Reference counting is about the worst technique for garbage collection.
It avoids the need for garbage collection.

That's like saying that driving a VW Beetle avoids the need for an
automobile.  Reference counting is a form of garbage collection (like
mark-sweep, copy-collect, and others), not a way of avoiding it.

You're right that ref counting in many implementations is more
deterministic than other common forms of garbage collection; IMO,
Python would be well-served by making the ref-counting semantics it
currently has a guaranteed part of the language spec--or at least
guaranteeing that when a function returns, any otherwise unreferenced
locals are immediately collected.

I could be convinced otherwise, but I _think_ that that change would
offer an alternative to all of the interesting cases of where the
"with" statement is "useful".

Well, relying on ref-counted garbage collection for cleanup actions (other than reclaiming memory) is pretty brittle in a language based on general garbage collection. As soon as a reference to X sneaks away somewhere, X doesn't clean up at scope's end, which is not a catastrophe in itself but means there's no telling when it happens or indeed whether it happens at all.

I'm not sure but as I recall the D language has a solution to this, sort of declaring X so that no references to it can be retained anywhere, but it's a very different language. And Eiffel has the "expanded type" thing for "no references", but does it use that to support deterministic cleanup? I don't know whether the Eiffel 'dispose' is called for an expanded object.

C# has a 'using' like Python 'with'. It works, sort of, but adds a lot of complexity. C++ has the notion of optional garbage collection (formalized in C++0x) with cleanup actions not tied to memory reclamation but to deterministically invoked destructors and I think that as an /idea/ that is clean and good, but in practice almost no-one uses garbage collection with C++, and reportedly the least unpopular implementation (the Boehm collector) imposes some very stiff requirements on the code.
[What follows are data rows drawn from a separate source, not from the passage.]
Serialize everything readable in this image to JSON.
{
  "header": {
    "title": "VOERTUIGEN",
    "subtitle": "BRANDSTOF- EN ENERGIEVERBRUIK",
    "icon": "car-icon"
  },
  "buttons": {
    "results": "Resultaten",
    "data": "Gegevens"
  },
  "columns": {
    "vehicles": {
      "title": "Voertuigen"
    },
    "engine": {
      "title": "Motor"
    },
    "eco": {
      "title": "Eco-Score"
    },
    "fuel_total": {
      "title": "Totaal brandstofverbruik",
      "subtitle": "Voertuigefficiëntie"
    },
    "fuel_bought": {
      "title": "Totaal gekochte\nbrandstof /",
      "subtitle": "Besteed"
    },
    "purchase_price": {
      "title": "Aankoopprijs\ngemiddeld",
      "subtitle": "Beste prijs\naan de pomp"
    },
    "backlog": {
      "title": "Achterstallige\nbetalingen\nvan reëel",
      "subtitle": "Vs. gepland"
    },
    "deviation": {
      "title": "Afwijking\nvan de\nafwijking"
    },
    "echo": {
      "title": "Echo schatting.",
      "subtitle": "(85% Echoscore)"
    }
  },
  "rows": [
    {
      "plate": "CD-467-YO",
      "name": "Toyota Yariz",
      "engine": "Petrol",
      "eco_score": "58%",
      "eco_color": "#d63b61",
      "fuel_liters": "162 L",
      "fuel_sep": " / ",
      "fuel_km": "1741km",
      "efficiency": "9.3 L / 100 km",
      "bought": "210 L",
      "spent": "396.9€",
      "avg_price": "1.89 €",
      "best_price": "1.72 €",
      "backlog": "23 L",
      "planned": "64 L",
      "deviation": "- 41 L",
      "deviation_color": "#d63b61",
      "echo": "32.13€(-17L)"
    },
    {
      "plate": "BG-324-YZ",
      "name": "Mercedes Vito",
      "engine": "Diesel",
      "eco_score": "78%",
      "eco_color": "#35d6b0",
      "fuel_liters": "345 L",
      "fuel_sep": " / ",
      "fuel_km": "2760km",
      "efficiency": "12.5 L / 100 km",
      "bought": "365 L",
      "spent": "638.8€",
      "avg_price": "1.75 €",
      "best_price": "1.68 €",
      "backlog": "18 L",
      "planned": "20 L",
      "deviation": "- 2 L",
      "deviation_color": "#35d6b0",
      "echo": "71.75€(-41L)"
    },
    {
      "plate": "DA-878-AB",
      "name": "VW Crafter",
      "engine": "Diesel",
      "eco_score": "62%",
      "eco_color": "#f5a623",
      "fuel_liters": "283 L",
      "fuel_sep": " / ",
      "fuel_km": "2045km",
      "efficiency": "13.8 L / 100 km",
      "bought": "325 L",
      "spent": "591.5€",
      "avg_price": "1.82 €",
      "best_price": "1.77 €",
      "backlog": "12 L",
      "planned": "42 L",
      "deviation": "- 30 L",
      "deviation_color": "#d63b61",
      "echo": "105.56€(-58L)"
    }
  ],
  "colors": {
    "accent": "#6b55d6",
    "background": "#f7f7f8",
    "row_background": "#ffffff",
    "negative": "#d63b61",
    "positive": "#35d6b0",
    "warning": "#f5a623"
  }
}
So I think there's no really good solution: the price for simplicity in one dimension is some complexity in another dimension, here deterministic cleanup and the problem of zombie objects (garbage collection simplifies a lot of things while zombie objects, objects that have had explicit cleanup performed and thus are invalid in a sense, compensate by adding back in a lot of complexity).